I have had all of these experiences myself. My sense of calmness comes from open countryside, green fields and country lanes, with very few trees. I think this links to memories of childhood and earlier experiences of that beauty. Other people may see it in a similar way, or for the scenery in its own right. If I had lived around the forests of Canada, my bias may of been different. My  experience is, that often every aspect of nature can happen on the one trail, forests, fields, mountains, rivers and the list goes on. When a part of the trail starts to meander through your particular idea of beauty and calmness.  You can feel yourself smiling and drinking in the feelings.
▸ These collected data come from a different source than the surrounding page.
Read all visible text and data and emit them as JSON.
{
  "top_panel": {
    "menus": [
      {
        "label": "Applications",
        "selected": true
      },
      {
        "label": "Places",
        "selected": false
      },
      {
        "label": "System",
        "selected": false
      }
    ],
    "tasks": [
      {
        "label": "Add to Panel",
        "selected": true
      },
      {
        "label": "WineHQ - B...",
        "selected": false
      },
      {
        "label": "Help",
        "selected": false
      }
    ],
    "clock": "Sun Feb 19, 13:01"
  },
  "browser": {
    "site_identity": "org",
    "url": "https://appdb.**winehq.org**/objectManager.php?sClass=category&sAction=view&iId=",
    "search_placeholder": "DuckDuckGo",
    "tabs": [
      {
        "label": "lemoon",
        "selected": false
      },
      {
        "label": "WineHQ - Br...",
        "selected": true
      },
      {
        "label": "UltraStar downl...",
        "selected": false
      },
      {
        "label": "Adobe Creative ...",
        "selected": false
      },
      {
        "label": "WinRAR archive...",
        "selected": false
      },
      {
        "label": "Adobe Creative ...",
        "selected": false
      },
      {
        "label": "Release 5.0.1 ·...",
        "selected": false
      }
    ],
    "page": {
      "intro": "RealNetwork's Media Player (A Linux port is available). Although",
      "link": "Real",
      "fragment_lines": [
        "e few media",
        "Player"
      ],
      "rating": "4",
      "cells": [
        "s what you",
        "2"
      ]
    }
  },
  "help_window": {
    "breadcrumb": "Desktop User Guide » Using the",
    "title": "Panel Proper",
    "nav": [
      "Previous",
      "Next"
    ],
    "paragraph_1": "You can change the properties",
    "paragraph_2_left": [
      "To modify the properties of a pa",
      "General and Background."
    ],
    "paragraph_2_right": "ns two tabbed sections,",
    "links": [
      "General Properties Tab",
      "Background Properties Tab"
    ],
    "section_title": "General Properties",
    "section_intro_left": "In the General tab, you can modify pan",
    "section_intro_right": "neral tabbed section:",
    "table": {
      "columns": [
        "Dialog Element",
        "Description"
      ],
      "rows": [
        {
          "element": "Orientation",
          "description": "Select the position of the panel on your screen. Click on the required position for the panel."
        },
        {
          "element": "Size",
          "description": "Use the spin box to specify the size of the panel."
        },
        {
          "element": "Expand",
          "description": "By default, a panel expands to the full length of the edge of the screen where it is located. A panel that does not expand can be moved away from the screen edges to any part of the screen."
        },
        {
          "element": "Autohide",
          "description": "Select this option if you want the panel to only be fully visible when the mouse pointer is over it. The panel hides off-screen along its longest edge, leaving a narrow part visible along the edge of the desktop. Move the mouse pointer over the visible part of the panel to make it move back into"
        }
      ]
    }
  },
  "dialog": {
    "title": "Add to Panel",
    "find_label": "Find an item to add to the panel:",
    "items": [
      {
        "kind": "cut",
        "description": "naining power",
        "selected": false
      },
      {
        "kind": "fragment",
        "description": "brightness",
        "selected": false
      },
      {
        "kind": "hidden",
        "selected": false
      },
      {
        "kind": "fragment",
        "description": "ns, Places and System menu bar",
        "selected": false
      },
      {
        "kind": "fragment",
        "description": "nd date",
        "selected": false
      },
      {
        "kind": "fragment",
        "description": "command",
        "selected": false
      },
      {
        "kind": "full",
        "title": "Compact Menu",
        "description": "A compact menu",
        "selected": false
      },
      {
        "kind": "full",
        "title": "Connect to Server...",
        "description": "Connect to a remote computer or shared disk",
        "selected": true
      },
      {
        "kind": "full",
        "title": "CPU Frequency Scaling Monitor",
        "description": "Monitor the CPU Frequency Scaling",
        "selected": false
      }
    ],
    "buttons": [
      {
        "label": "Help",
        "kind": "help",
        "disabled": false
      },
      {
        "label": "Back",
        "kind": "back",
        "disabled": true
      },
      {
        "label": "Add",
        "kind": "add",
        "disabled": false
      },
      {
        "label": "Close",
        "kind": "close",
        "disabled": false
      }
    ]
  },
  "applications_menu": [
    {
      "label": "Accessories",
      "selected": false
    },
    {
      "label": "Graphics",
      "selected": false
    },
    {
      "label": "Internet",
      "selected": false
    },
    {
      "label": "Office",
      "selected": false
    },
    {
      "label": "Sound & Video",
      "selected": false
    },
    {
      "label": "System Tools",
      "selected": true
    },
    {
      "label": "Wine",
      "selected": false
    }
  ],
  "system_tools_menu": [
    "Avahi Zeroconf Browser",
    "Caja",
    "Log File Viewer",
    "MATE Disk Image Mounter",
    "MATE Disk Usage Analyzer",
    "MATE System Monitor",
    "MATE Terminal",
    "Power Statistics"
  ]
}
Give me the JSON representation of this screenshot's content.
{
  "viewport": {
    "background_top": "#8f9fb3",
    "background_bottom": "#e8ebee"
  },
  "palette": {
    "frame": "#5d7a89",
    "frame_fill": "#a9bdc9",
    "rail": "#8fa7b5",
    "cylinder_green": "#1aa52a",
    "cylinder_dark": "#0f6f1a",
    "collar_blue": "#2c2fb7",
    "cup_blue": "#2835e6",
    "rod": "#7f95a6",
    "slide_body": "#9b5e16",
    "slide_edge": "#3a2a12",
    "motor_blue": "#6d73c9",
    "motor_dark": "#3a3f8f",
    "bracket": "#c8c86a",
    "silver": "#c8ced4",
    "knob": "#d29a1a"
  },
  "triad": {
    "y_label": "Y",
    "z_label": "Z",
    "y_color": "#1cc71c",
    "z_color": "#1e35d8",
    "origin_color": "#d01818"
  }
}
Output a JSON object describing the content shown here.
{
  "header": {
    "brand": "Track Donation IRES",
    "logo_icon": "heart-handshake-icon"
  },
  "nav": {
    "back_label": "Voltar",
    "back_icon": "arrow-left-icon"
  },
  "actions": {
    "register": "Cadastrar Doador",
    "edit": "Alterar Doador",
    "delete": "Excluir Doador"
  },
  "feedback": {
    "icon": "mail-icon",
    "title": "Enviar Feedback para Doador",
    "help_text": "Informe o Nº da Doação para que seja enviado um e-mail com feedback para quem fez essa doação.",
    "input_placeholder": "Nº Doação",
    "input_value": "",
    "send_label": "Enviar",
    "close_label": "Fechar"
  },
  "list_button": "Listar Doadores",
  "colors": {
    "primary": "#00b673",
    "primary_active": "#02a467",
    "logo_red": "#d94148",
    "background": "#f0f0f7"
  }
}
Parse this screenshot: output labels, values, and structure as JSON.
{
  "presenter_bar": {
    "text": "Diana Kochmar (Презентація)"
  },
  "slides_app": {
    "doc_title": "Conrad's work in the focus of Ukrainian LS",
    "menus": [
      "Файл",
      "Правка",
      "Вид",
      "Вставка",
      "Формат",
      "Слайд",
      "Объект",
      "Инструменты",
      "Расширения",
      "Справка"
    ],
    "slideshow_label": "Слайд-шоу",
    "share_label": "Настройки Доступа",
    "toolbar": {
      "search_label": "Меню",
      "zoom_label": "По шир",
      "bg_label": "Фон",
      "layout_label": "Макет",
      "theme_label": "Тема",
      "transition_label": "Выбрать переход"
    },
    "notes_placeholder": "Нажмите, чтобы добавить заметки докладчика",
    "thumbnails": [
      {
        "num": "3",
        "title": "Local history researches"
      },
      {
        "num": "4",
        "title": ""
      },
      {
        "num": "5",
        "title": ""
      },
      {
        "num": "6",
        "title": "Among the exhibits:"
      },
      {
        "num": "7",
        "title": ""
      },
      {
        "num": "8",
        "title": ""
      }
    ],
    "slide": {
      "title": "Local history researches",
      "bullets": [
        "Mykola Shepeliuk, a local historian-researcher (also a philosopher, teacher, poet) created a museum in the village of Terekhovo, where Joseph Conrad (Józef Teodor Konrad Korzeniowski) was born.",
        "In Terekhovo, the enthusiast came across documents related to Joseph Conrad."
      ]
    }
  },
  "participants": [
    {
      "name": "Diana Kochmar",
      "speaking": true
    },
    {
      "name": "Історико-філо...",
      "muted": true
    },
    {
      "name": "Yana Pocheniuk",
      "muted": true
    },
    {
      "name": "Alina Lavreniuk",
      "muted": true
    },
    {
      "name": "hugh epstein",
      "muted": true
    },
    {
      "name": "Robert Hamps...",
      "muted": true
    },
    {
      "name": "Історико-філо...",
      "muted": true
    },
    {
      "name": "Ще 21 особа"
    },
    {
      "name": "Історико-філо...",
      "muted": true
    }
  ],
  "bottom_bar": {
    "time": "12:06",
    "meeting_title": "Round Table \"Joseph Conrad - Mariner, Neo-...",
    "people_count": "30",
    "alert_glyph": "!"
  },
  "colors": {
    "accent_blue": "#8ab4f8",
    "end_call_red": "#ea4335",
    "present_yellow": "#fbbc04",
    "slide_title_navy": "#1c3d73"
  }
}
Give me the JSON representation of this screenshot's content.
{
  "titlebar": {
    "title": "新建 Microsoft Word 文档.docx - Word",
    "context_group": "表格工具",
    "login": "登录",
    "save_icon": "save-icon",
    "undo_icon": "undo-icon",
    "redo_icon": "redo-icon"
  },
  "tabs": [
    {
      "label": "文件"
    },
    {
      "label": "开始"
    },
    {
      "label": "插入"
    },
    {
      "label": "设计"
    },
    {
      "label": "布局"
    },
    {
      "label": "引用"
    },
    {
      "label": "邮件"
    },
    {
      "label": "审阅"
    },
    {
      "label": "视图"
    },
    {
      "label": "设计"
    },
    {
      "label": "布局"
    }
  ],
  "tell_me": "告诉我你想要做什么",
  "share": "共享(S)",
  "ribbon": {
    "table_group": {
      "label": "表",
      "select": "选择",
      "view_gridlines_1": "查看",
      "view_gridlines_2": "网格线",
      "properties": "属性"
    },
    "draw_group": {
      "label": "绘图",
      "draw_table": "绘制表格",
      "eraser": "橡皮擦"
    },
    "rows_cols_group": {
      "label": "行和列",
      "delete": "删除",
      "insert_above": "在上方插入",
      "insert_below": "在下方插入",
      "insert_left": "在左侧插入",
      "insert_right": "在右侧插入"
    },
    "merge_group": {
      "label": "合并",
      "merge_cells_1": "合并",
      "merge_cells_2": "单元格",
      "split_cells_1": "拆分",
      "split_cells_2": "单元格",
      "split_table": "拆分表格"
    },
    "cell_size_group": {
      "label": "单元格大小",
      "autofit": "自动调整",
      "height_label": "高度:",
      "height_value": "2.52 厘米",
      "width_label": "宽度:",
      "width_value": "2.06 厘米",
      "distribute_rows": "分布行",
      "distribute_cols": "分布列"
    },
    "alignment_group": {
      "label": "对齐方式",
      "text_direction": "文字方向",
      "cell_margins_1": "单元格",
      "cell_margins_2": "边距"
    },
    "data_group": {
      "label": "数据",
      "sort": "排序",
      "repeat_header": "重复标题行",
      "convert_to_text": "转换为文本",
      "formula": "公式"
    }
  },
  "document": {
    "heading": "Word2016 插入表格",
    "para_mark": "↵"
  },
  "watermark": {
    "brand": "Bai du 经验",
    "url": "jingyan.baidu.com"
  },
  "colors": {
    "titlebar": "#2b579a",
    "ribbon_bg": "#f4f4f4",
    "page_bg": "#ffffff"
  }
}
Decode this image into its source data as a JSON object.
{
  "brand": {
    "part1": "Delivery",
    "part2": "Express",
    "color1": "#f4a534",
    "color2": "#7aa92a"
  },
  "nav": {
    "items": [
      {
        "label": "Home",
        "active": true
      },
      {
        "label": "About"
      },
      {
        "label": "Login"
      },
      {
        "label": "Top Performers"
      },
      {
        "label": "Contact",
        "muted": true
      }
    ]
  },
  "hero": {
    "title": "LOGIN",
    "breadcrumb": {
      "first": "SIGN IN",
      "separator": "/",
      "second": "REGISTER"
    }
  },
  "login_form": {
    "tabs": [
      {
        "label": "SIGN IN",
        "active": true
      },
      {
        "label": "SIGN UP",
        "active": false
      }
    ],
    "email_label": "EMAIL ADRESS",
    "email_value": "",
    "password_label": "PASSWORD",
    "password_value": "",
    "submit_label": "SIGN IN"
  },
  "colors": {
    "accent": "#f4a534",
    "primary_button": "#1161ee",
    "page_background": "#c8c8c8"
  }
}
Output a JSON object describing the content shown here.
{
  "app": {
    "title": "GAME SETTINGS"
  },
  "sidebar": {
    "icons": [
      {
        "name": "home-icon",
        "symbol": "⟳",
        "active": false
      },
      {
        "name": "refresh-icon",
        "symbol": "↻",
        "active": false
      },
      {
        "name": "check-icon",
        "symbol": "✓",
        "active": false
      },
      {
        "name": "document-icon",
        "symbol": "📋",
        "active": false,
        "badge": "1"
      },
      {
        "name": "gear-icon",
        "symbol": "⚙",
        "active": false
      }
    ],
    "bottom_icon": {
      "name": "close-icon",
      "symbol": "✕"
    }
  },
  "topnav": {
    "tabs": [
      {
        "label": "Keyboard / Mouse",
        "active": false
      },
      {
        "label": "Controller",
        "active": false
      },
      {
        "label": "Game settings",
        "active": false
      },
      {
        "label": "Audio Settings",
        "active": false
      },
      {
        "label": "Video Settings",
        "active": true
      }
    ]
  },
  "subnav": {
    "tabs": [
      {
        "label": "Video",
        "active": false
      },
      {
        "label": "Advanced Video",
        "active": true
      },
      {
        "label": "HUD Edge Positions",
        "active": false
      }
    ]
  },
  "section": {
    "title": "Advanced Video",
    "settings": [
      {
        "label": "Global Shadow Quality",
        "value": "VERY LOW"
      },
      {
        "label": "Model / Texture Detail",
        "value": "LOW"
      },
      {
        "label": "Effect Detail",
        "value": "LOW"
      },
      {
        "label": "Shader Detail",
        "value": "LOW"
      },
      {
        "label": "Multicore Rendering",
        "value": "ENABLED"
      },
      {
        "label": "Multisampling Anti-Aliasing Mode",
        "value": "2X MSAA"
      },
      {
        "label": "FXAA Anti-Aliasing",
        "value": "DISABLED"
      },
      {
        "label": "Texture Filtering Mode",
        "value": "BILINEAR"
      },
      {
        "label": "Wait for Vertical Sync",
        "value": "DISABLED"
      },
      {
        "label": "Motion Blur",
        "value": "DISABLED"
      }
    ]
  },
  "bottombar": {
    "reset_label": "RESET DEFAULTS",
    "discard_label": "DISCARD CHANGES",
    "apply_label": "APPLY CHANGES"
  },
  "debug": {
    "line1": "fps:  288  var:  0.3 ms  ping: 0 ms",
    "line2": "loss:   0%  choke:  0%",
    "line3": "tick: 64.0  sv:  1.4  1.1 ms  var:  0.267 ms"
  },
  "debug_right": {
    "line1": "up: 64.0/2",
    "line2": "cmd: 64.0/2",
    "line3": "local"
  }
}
Nature provides a live and dynamic environment, which can lead to a sensory experience. This could be similar to putting your feet in an icy mountain stream.

Hiking in solitude.

Hiking in solitude, can create a different perspective from our everyday life. The longer you spend in solitude the more your perspective starts to change.  A new way of seeing things begins to happen as our relationship with nature becomes more intimate. I think you come into an alternate grounding with the world around you. Losing any sense of hierarchy, or rights of possession. They no longer seem relevant to your experience. You only realize these feelings when you return to your everyday surroundings. For a while many things may seem odd or strange, because you have lost those formal boundaries for a while.

Hiking therapy
Solitude for therapy

These higher level feelings of connection with nature take time and can’t be rushed.  They come slowly, as the pressing thoughts you began with start to dissolve. While a high level of fitness helps, not in the experience itself, but in allowing you to forget about your body. Your more able to take your fitness as a given, which allows you to concentrate on inner feelings. As if you were in some way, separate from any bodily constraints. This can be seen as a form of walking meditation. How long you need to be in nature to achieve this, is a personal thing. Since it will depend on many variables.

Personal feelings.

Time in nature and what can be achieved is a personal thing, while our time constrained lives allow only brief encounters with nature, this can be all that’s needed to make a difference to our perceptions.  Hence this can be in a forest. Walking along the beach. Visiting a local park or at a micro level buying a pot plant that will soften and enhance your personal space. Hiking, in my experience, can be a source of therapy and the benefits for me have been easy to feel. I would encourage you to find out for yourself, if the benefits I have found from hiking, will apply to you.